Gabrielle sourit, se pencha, cueillit un bouton et le tendit à René. Elle le fit avec tant de simplicité, de grâce et si peu de coquetterie, que le jeune homme en fut frappé. Il remercia vivement, prit la fleur et la mit à sa boutonnière. Madame Duriez le regarda faire avec stupéfaction.—Un comte! soupira-t-elle intérieurement. On va le prendre pour son valet de pied.
A ce moment, M. Duriez et son fils arrivaient de Paris. Ils s'empressèrent de se rendre au jardin dès qu'ils eurent appris qui s'y trouvait. M. Duriez vint sans façon tendre la main à la marquise, et il serra vigoureusement celle de René aussitôt que celui-ci lui fut présenté; puis il embrassa sa fille sur les deux joues.
Tandis qu'une pareille scène faisait pâlir madame Duriez, René se sentait tout réchauffé par cette bonhomie franche et cordiale. Les derniers moments de la visite lui semblèrent plus agréables que les premiers et il redevint presque lui-même.
Appuyée sur le bras de son père, Gabrielle regardait la voiture de la marquise descendre l'avenue. Son cœur battait bien légèrement dans sa poitrine. Elle se mit à rire parce que madame Duriez trouva très inconvenant qu'on restât ainsi à la grille.
—Cela m'est égal d'être grondée, puisque tu l'es aussi, papa, fit-elle en jetant les bras autour du cou de celui-ci.
Mais en se retournant, elle aperçut son frère qui l'observait d'un air presque sombre.—C'est singulier, pensa-t-elle, comme M. de Laverdie et Émile se sont regardés et salués avec froideur! On aurait cru qu'ils avaient quelque chose l'un contre l'autre, et cependant ils ne se connaissent pas. Mais non, c'est une idée que je me fais, j'aurai mal vu. Qu'y aurait-il entre eux, puisqu'ils se sont rencontrés aujourd'hui pour la première fois?
Elle s'élança dans la maison, et, vive comme un oiseau, grimpa au second étage.
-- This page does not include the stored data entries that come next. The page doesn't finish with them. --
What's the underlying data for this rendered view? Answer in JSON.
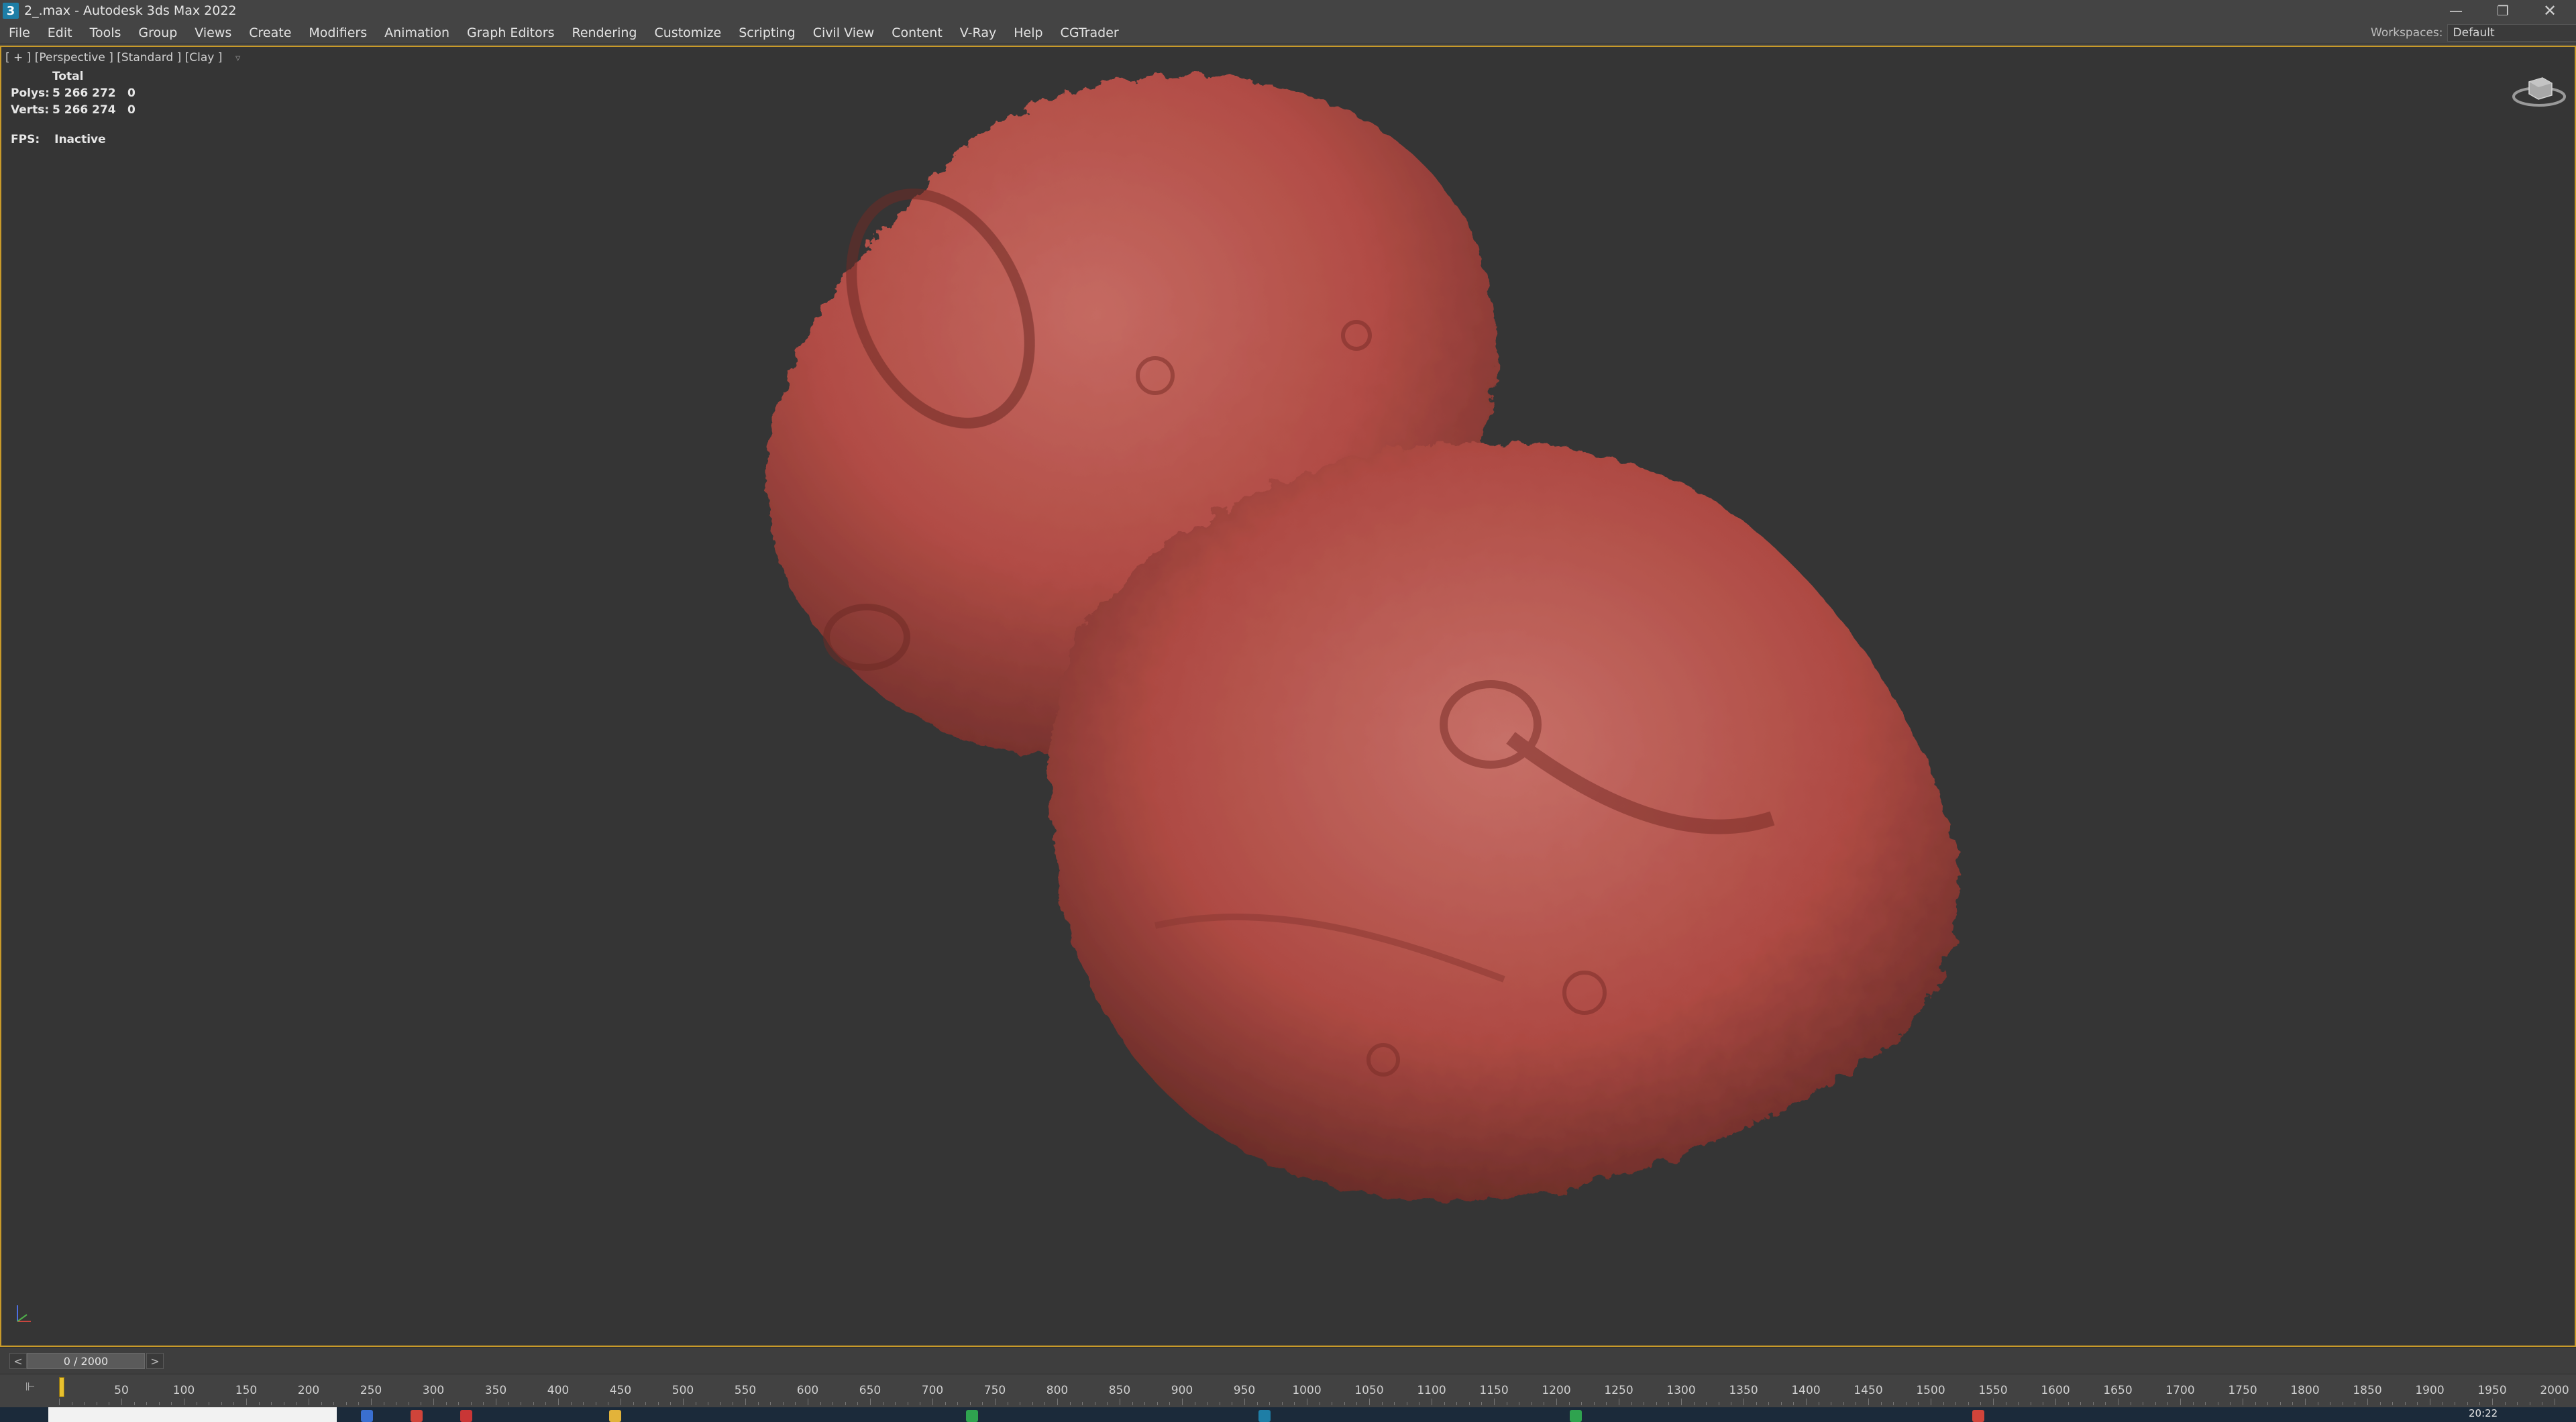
{
  "window": {
    "title": "2_.max - Autodesk 3ds Max 2022",
    "app_icon_label": "3",
    "controls": {
      "minimize": "—",
      "maximize": "❐",
      "close": "✕"
    }
  },
  "menu": {
    "items": [
      "File",
      "Edit",
      "Tools",
      "Group",
      "Views",
      "Create",
      "Modifiers",
      "Animation",
      "Graph Editors",
      "Rendering",
      "Customize",
      "Scripting",
      "Civil View",
      "Content",
      "V-Ray",
      "Help",
      "CGTrader"
    ],
    "workspaces_label": "Workspaces:",
    "workspaces_value": "Default"
  },
  "viewport": {
    "label": "[ + ] [Perspective ] [Standard ] [Clay ]",
    "filter_icon": "funnel-icon",
    "stats": {
      "header": "Total",
      "polys_label": "Polys:",
      "polys_value": "5 266 272",
      "polys_sel": "0",
      "verts_label": "Verts:",
      "verts_value": "5 266 274",
      "verts_sel": "0"
    },
    "fps_label": "FPS:",
    "fps_value": "Inactive",
    "object_color": "#b9504a"
  },
  "timeline": {
    "prev": "<",
    "frame_display": "0 / 2000",
    "next": ">",
    "toggle_label": "⊩",
    "ticks": [
      "50",
      "100",
      "150",
      "200",
      "250",
      "300",
      "350",
      "400",
      "450",
      "500",
      "550",
      "600",
      "650",
      "700",
      "750",
      "800",
      "850",
      "900",
      "950",
      "1000",
      "1050",
      "1100",
      "1150",
      "1200",
      "1250",
      "1300",
      "1350",
      "1400",
      "1450",
      "1500",
      "1550",
      "1600",
      "1650",
      "1700",
      "1750",
      "1800",
      "1850",
      "1900",
      "1950",
      "2000"
    ],
    "playhead_frame": 0,
    "total_frames": 2000
  },
  "taskbar": {
    "clock": "20:22"
  }
}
Arrivée dans sa chambre, elle se mit à la croisée selon son habitude; mais, contre son habitude, elle ne regarda pas au loin, les bois, le ciel et la grande ville qui, dans ce moment, s'enflammait de tous les rayons du soleil du soir... Elle baissa les yeux vers la Seine, vers le pont de Boulogne, où, de cette hauteur, les passants paraissaient tout petits, allant, venant, se croisant, comme autant de fourmis actives aux abords de la fourmilière. On les apercevait tout noirs sur les trottoirs blancs de poussière. Au milieu de la chaussée, des équipages microscopiques passaient rapidement, avec des étincelles à leurs roues; et, plus lente, une charrette de pierres qui semblait traîner un caillou s'avançait au pas tranquille de ses quatre ou cinq chevaux; ceux-ci, avec leurs gros colliers de laine bleue, ressemblaient à de bizarres insectes.
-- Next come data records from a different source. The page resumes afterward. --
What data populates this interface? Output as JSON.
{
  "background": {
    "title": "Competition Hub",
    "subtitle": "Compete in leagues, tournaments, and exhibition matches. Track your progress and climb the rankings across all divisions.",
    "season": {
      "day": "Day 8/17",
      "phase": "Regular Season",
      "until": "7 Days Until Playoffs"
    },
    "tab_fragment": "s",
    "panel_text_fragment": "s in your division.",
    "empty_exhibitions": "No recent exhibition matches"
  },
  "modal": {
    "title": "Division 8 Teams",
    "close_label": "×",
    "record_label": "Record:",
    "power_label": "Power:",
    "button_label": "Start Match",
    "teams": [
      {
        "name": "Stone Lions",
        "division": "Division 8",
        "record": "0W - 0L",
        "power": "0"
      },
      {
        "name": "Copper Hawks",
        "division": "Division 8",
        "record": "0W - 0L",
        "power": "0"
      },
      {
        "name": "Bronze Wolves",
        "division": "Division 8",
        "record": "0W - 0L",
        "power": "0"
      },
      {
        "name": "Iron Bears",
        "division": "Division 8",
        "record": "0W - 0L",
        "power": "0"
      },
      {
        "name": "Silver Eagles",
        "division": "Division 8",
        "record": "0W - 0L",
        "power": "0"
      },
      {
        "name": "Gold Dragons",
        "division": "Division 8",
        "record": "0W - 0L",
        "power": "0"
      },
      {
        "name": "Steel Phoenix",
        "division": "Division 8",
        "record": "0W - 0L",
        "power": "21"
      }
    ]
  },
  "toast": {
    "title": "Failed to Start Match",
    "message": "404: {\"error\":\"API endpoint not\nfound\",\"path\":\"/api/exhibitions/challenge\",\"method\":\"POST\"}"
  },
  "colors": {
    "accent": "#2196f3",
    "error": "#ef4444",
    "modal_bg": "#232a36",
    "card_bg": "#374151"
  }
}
Tout à coup Gabrielle inclina sa tête blonde avec plus d'attention: le landau de la marquise traversait le pont; et, bien qu'il parût mignon comme un jouet d'enfant, les bons yeux de la jeune fille distinguèrent très bien les deux personnes qui s'y trouvaient. Il passa comme un éclair et disparut dans la verdure profonde du bois de Boulogne. Alors seulement Gabrielle éleva ses regards vers les autres parties de l'immense tableau déroulé devant elle. Jamais elle ne l'avait vu si radieux ni si brillant. Non, jamais les grands arbres de Saint-Cloud n'avaient allongé sur le gazon des ombres si mystérieuses et si douces. Elle ne se rappelait pas non plus avoir auparavant aperçu une telle flamme au dôme des Invalides, ni de petits nuages aussi roses dans le ciel bleu; et il est certain qu'elle n'avait jamais remarqué là-bas, tout au loin, entre le pli de deux collines, cet espace lumineux et clair qui semblait une échappée sur l'infini et qui attirait et charmait ses regards comme l'entrée d'une terre nouvelle.
Elle resta là, pensive et souriante, jusqu'à ce qu'on vînt l'avertir que la cloche du dîner avait sonné deux fois et que ses parents étaient à table.